By Andre Paultre and Sarah Marsh
PORT-AU-PRINCE (Reuters) – Haiti’s school children missed class this year first due to months of violent unrest, then the coronavirus pandemic. Now, as schools are finally reopening, many parents can no longer afford it, raising the prospect hard-won gains in education could be lost.
“The deadline to pay is next Monday. Without paying, I won’t be able to attend the class,” said Nickerla Etienne, 16, through streams of tears, after being sent home from her private school in the capital, Port-au-Prince, for failing to pay up.
While the pandemic has disrupted education worldwide, the situation is especially acute in Haiti, where just an estimated two-thirds of adults can read and write.
“We’ve never seen a crisis quite on this scale before,” said Beatrice Malebranche at United Nations children’s agency UNICEF in Haiti.
Virtual schooling has been impossible for most in the Caribbean country where more than half the population lives on less than $3 per day and has little internet and television access.
Meanwhile, given the weakness of the Haitian state, suffering from years of unrest and mismanagement, and still struggling to recover from a devastating 2010 earthquake, four out of five schools in the Caribbean nation are private.
And while fees are typically low, they have become unaffordable for many as the pandemic has worsened Haiti’s already dire economic plight.
Even families whose children have scored coveted places at public schools are struggling just to buy them stationery or decent shoes.
Outside of schooling, children risk entering the informal jobs sector, or worse, being drafted into Haiti’s gangs.
The education ministry has little firepower to tackle the problem, with it receiving 11% of the total budget down from 16%. The global average is 20% of total spending.
Spokesman Miloody Vincent told Reuters it would provide financial aid to at least 50,000 of the most vulnerable families, which will not go far in the country of 11 million.

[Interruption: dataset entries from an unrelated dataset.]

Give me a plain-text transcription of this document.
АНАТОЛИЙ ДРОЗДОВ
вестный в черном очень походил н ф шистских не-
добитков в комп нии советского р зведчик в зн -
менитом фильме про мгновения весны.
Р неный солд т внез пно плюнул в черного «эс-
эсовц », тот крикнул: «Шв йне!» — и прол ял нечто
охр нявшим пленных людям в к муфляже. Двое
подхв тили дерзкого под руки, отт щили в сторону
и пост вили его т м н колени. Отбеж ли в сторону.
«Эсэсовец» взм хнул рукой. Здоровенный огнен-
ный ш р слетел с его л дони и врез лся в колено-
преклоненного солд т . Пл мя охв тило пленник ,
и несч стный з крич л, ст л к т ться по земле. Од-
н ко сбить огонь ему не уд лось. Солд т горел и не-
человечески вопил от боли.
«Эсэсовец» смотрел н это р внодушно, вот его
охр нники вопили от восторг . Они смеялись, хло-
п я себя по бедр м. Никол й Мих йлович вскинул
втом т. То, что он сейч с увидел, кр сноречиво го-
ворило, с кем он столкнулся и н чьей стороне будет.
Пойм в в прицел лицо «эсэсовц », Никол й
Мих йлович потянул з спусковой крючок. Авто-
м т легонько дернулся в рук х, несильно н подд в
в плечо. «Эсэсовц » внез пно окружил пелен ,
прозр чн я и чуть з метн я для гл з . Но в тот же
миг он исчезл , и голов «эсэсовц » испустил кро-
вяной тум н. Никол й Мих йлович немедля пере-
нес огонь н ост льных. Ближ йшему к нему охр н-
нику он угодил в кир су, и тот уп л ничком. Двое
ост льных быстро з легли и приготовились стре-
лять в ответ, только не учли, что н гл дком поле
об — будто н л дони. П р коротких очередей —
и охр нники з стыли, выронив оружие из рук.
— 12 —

The situation is a setback after Haiti hiked its primary school attendance rate to 84% from 76% over the last decade, said Malebranche.
NO MONEY FOR TEACHERS
While coronavirus has left Haiti relatively unscathed healthwise, the education ministry has mandated that staff and pupils wear masks. Schools must provide hand washing, even if it is just a bucket of water.
The government has also ordered the most overcrowded schools divide up classes to ensure physical distancing and rotate each in shifts of two to three days a week, raising concerns over the fact they would provide fewer lessons per child.
Yet directors of five private schools in low-income areas visited by Reuters said only around half of their pupils had returned so far. Overcrowding is no longer a problem – school finances are.
“I haven’t been able to pay teachers since March,” said Leonard Turenne, director of the Pierre Fermat secondary school. “The state promised us some financial aid but we haven’t received anything yet.”
TRADING CHALK FOR FIREARMS
Some already underfinanced schools will likely close, with teachers switching to other professions, experts say.
Etienne’s father, Jackson Dorceus, 53, used to be a teacher himself but in the 1990s switched to working as a bodyguard because his school had not paid him for a year.
Yet although he “traded chalk for firearms”, and his wife runs a parapharmacy, the economic situation is so bad they still cannot pay their daughter’s fees.
The unrest last year financially ruined many businesses which were unable to get back on their feet before coronavirus hit, while double-digit inflation is ravaging household incomes and remittances are falling.
“Most our clients owe us money,” said Dorceus, standing outside their corrugated iron one-room house. Like many parents, he said he would seek to negotiate the fees with the school, or failing that ask for church alms.
Some parents who cannot afford to send their children to school now might send them next year – a practise that explains why so many Haitians are well into their twenties before they graduate high school.
The risk though is the parents might never afford it.
Etienne, an eager student, dreams of becoming an air stewardess. For the time being though, she must content herself with selling popcorn from the front porch of her parents’ shop.